A tragédia da reação democrática

O capitalismo, apesar de sua colossal crise econômica estrutural, em que as forças produtivas há décadas já pararam de crescer, sobrevive e muitas vezes de forma aparentemente tão tranquila, por uma série de fatores, mas, sem dúvida, uma das maiores razões de sua força é a ilusão que desperta em grandes massas de que a vida, por pior que seja, sempre poderá ser mudada pelo voto.

Esta crença é completamente falsa e infundada, pois nunca, em nenhum lugar do planeta, nem em âmbito nacional, nem estadual, nem municipal, algum governo eleito acabou com a exploração aos trabalhadores, com a discriminação aos setores oprimidos ou qualquer outra grande conquista.
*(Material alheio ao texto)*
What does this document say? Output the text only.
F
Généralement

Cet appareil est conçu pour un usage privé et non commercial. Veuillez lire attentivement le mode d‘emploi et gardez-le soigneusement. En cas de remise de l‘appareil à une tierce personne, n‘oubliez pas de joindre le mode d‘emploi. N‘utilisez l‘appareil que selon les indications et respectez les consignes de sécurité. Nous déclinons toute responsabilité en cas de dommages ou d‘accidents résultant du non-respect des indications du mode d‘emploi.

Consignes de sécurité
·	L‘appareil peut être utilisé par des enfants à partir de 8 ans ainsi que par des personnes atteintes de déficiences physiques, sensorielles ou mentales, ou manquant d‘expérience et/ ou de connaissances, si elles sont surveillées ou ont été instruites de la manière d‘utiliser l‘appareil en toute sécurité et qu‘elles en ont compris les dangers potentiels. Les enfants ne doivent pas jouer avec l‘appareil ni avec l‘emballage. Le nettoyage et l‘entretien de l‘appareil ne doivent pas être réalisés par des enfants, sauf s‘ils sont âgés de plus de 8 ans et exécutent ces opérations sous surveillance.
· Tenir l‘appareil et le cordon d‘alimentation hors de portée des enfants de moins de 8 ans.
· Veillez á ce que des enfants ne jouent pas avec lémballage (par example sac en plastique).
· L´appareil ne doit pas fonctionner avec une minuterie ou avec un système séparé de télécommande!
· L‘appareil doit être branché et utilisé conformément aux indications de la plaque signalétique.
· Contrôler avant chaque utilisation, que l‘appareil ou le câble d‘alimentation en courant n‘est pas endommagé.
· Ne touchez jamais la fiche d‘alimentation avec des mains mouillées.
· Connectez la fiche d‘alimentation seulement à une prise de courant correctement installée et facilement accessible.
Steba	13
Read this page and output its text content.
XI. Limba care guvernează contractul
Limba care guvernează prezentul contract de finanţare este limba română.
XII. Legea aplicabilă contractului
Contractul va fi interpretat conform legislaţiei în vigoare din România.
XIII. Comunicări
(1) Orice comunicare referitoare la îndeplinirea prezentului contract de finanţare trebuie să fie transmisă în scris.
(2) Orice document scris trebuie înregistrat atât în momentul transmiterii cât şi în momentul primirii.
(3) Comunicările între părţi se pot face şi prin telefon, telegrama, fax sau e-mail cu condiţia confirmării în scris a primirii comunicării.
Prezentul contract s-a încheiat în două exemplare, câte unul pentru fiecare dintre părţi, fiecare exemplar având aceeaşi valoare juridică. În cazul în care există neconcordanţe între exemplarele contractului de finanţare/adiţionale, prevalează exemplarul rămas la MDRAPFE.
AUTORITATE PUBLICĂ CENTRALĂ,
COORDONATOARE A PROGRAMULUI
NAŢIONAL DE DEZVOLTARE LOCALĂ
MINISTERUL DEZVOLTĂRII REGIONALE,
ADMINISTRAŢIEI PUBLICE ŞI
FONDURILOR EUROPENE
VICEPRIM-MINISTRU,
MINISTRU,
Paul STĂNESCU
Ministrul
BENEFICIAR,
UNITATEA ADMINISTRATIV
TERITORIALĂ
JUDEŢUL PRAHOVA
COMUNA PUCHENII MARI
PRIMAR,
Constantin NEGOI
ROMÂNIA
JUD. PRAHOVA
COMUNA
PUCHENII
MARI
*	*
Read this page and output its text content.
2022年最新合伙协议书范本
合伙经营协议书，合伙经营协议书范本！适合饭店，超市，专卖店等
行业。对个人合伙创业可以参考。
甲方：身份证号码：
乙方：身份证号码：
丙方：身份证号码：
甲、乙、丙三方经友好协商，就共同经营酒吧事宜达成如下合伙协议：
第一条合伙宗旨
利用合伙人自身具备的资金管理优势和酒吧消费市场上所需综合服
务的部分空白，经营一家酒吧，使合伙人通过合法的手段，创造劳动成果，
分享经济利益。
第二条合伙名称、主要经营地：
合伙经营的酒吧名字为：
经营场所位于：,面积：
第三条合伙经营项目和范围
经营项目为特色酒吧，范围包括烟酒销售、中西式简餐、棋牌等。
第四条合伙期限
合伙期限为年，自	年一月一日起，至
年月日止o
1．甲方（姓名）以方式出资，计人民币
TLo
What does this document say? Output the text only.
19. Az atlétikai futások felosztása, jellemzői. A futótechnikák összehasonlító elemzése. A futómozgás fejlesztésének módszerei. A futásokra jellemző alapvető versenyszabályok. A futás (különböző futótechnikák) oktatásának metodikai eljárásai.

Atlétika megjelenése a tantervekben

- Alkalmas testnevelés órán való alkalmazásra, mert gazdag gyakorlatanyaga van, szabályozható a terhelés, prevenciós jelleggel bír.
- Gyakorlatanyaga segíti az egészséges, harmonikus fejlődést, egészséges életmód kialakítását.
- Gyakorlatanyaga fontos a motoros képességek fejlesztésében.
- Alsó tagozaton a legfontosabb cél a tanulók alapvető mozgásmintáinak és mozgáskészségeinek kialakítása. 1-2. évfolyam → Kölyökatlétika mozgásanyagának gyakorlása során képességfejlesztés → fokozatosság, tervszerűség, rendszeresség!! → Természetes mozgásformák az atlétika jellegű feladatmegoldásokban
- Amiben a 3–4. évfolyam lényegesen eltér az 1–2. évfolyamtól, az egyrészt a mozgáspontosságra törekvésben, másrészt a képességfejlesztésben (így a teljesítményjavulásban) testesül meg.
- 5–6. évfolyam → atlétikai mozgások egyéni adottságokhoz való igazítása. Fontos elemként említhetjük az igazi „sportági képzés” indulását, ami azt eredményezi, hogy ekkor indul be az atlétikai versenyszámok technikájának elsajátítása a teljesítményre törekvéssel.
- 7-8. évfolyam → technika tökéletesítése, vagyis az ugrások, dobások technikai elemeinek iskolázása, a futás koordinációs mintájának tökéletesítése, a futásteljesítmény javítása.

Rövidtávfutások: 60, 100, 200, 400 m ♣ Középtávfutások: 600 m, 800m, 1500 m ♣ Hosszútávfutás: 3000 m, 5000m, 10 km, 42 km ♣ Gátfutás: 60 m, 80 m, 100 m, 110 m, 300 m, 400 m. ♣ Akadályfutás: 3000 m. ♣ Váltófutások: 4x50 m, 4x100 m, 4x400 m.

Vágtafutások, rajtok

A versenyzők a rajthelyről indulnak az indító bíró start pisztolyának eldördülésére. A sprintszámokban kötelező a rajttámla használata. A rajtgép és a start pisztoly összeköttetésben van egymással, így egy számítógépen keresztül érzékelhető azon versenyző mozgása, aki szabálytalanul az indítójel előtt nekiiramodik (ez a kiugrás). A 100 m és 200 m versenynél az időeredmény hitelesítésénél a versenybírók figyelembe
Há governos menos piores do que outros, é claro, mas todos são parte da manutenção do estado de coisas atual. Todos os partidos e setores da classe burguesa já estiveram no poder, em diferentes ocasiões, assim como a quase totalidade dos partidos que surgiram como partidos da classe trabalhadora, e nada de significativo foi feito pelos trabalhadores. Ao contrário, a vida em geral só se deteriora, com menos direitos, mais exploração, mais pobreza, mais destruição ambiental…

Nacionalistas, privatistas, social-democratas, neoliberais, intervencionistas, Frentes Populares; todas versões diferentes da mesma coisa: governos capitalistas, em que bancos e grandes empresários ganham muito, e a imensa maioria da população sempre perde. E isso não é por acaso: as regras do jogo eleitoral, dentro do capitalismo, foram feitas para impedir que o sistema seja mudado. Assim, podem mudar os nomes e as siglas, mas o sistema de exploração se mantém intacto.

No Brasil, para poder concorrer a algum cargo eletivo, é preciso estar filiado a um partido legalizado junto ao TSE e ser aprovado pela cúpula deste partido como um candidato. Por isso, quase todos os que são registrados para concorrer já estão comprometidos com a manutenção do atual sistema, no máximo querendo melhorá-lo por dentro. Entre os candidatos aos cargos executivos, com alguma chance de ser eleitos, mesmo que remota, 100% são variantes da mesma exploração e corrupção que já castigam a classe trabalhadora há muito tempo.

Mas, hipoteticamente, se um candidato revolucionário ganhasse as eleições para presidente ou para governador em algum estado, o que é absolutamente impossível com as regras do jogo feitas pelos próprios burgueses, este eleito não conseguiria mudar quase nada. O parlamento seguiria burguês e não aprovaria leis que fossem contra seu próprio sistema; o Judiciário, caso estas leis fossem aprovadas, as declararia ilegais e perseguiria quem agisse “fora da lei” deles mesmos; e as Forças Armadas, no caso de tudo sair do controle, viriam com a violência direta, reprimindo, destituindo mandatos e impondo a dominação capitalista na marra.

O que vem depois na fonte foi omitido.